The sisters’ motherhouse and boarding academy opened in 1853 in Price Hill. As the city of Cincinnati expanded, the sisters were pressured to sell the land. In 1869, they purchased property in Delhi, which became their new motherhouse. The first school at that location was St. Aloysius Boarding Academy for boys, which moved to Fayetteville in 1906. The sisters then opened Mount St. Joseph Academy for girls. When Archbishop McNicholas, OP, established the archdiocesan high school system in the 1920s, Mount St. Vincent closed and became Seton High School. The sisters began to minister outside of Cincinnati in 1858 at St. Mary’s Academy and St. Joseph’s Parish School in Dayton.

HEALTHCARE

In 1852, Archbishop Purcell asked the sisters open a hospital in Cincinnati, eventually named St. John’s Hospital. Joseph Butler was so impressed by the sisters’ generosity, that he purchased a former marine hospital and donated it to them. He requested they rename it Hospital of the Good Samaritan, and it still operates in Clifton. The Sisters of Charity opened another Good Samaritan Hospital in Dayton in 1931.

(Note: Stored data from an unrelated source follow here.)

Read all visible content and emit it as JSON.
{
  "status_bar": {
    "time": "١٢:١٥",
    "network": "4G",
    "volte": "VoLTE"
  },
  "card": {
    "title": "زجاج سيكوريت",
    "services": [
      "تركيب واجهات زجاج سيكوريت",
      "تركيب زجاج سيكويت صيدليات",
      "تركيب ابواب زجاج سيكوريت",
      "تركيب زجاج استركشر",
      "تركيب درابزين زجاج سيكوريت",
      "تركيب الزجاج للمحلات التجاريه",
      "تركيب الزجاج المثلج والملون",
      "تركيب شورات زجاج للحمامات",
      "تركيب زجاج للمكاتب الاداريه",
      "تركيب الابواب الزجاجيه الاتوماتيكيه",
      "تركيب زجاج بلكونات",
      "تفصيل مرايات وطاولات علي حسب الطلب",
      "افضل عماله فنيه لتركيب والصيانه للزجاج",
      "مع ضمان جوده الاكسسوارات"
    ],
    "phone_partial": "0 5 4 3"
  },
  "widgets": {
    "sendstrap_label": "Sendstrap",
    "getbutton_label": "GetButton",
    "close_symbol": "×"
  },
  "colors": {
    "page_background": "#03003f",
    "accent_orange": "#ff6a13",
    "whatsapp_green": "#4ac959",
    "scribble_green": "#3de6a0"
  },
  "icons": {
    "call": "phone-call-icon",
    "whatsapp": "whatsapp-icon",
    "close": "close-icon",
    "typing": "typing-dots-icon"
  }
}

ST. RITA SCHOOL FOR THE DEAF

When Archbishop Moeller opened St. Rita School for the Deaf in 1915, he asked the Sisters of Charity to teach the children. Today, St. Rita has adapted to the needs of the students, serving the deaf and those with speech disorders as well as students with Down Syndrome and developmental disabilities.

MOUNT ST. JOSEPH UNIVERSITY

Founded in 1920 as the College of Mount St. Joseph- on-the-Ohio, this school provided a higher education for sisters and graduates. The school became a University in 2014.